Par exemple, on sait que dans les campagnes les jeunes filles doivent faire d’autres travaux les obligeant à sortir même le soir : puiser de l’eau, chercher du bois de chauffage, faire la vaisselle… Souvent, les écoles de l’intérieur du pays se trouvent à des kilomètres à la ronde des habitations. « Il y a risque d’abus dans la mise en exécution de cette mesure sans oublier les cas de corruption qui peuvent se cacher derrière », s’inquiète Mme Emerusabe.

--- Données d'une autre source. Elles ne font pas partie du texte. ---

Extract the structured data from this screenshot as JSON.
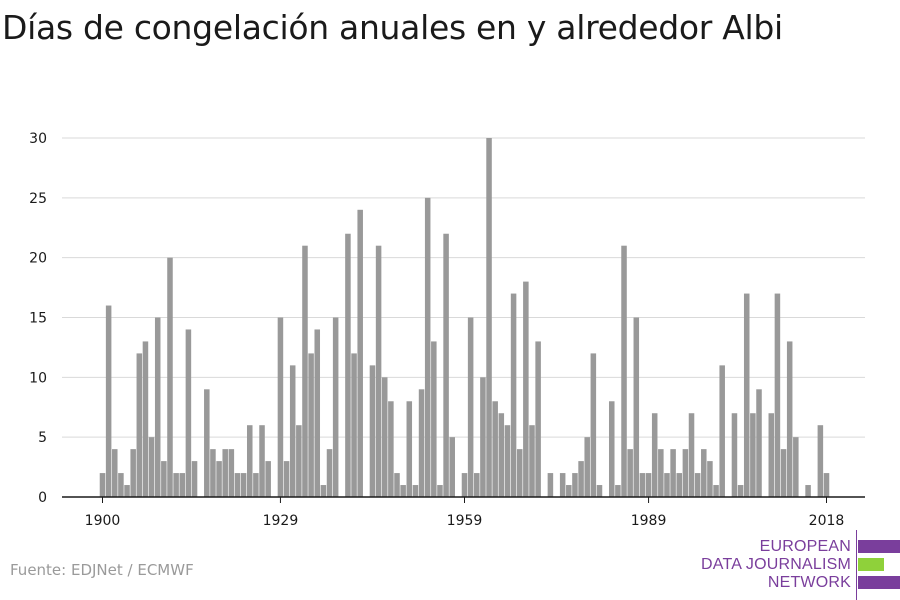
{
  "title": "Días de congelación anuales en y alrededor Albi",
  "source": "Fuente: EDJNet / ECMWF",
  "logo": {
    "lines": [
      "EUROPEAN",
      "DATA JOURNALISM",
      "NETWORK"
    ],
    "colors": {
      "purple": "#7a3e9c",
      "green": "#8fd13a"
    }
  },
  "chart_data": {
    "type": "bar",
    "title": "Días de congelación anuales en y alrededor Albi",
    "xlabel": "",
    "ylabel": "",
    "ylim": [
      0,
      30
    ],
    "yticks": [
      0,
      5,
      10,
      15,
      20,
      25,
      30
    ],
    "xticks": [
      1900,
      1929,
      1959,
      1989,
      2018
    ],
    "grid": true,
    "bar_color": "#999999",
    "x": [
      1900,
      1901,
      1902,
      1903,
      1904,
      1905,
      1906,
      1907,
      1908,
      1909,
      1910,
      1911,
      1912,
      1913,
      1914,
      1915,
      1916,
      1917,
      1918,
      1919,
      1920,
      1921,
      1922,
      1923,
      1924,
      1925,
      1926,
      1927,
      1928,
      1929,
      1930,
      1931,
      1932,
      1933,
      1934,
      1935,
      1936,
      1937,
      1938,
      1939,
      1940,
      1941,
      1942,
      1943,
      1944,
      1945,
      1946,
      1947,
      1948,
      1949,
      1950,
      1951,
      1952,
      1953,
      1954,
      1955,
      1956,
      1957,
      1958,
      1959,
      1960,
      1961,
      1962,
      1963,
      1964,
      1965,
      1966,
      1967,
      1968,
      1969,
      1970,
      1971,
      1972,
      1973,
      1974,
      1975,
      1976,
      1977,
      1978,
      1979,
      1980,
      1981,
      1982,
      1983,
      1984,
      1985,
      1986,
      1987,
      1988,
      1989,
      1990,
      1991,
      1992,
      1993,
      1994,
      1995,
      1996,
      1997,
      1998,
      1999,
      2000,
      2001,
      2002,
      2003,
      2004,
      2005,
      2006,
      2007,
      2008,
      2009,
      2010,
      2011,
      2012,
      2013,
      2014,
      2015,
      2016,
      2017,
      2018,
      2019
    ],
    "values": [
      2,
      16,
      4,
      2,
      1,
      4,
      12,
      13,
      5,
      15,
      3,
      20,
      2,
      2,
      14,
      3,
      0,
      9,
      4,
      3,
      4,
      4,
      2,
      2,
      6,
      2,
      6,
      3,
      0,
      15,
      3,
      11,
      6,
      21,
      12,
      14,
      1,
      4,
      15,
      0,
      22,
      12,
      24,
      0,
      11,
      21,
      10,
      8,
      2,
      1,
      8,
      1,
      9,
      25,
      13,
      1,
      22,
      5,
      0,
      2,
      15,
      2,
      10,
      30,
      8,
      7,
      6,
      17,
      4,
      18,
      6,
      13,
      0,
      2,
      0,
      2,
      1,
      2,
      3,
      5,
      12,
      1,
      0,
      8,
      1,
      21,
      4,
      15,
      2,
      2,
      7,
      4,
      2,
      4,
      2,
      4,
      7,
      2,
      4,
      3,
      1,
      11,
      0,
      7,
      1,
      17,
      7,
      9,
      0,
      7,
      17,
      4,
      13,
      5,
      0,
      1,
      0,
      6,
      2,
      0
    ]
  }
}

Aussi, c’est une mesure qui peut encourager les violeurs (opportunistes) soi-disant chargés de l’appliquer. « Des manquements dont on ne pourra peut-être pas connaître les auteurs si une fois ils se produisaient dans ces localités », ajoute-t-elle.

On devrait s’attaquer plutôt aux causes qu’aux conséquences

« Un cas familial ne peut pas devenir pénal », rétorque Mme Emerusabe. L’éducation de l’enfant en général et de la fille en particulier revient d’abord à la famille. L’administration, quant à elle, devrait conscientiser et moraliser la communauté.  

Les filles sont les premières victimes des violations des droits de l’enfant et subissent en général une double discrimination de par leur âge et de par leur sexe. Elles sont souvent traitées comme des êtres inférieurs aux garçons. La société les habitue à passer en dernier. Ce qui met en doute leur confiance en elles-mêmes et leur capacité à exploiter leur potentiel en tant qu’êtres humains.

Des questions restent encore sans réponse.  Une jeune fille se situe à quelle tranche d’âge ? Qui sera chargé de surveiller de l’applicabilité de cette mesure ? Une fois une fille attrapée, où va-t-elle être acheminée ?  Autant de questions qui entourent la mesure interdisant les filles tout mouvement au-delà de 18 heures. Quant à son applicabilité, des inquiétudes persistent.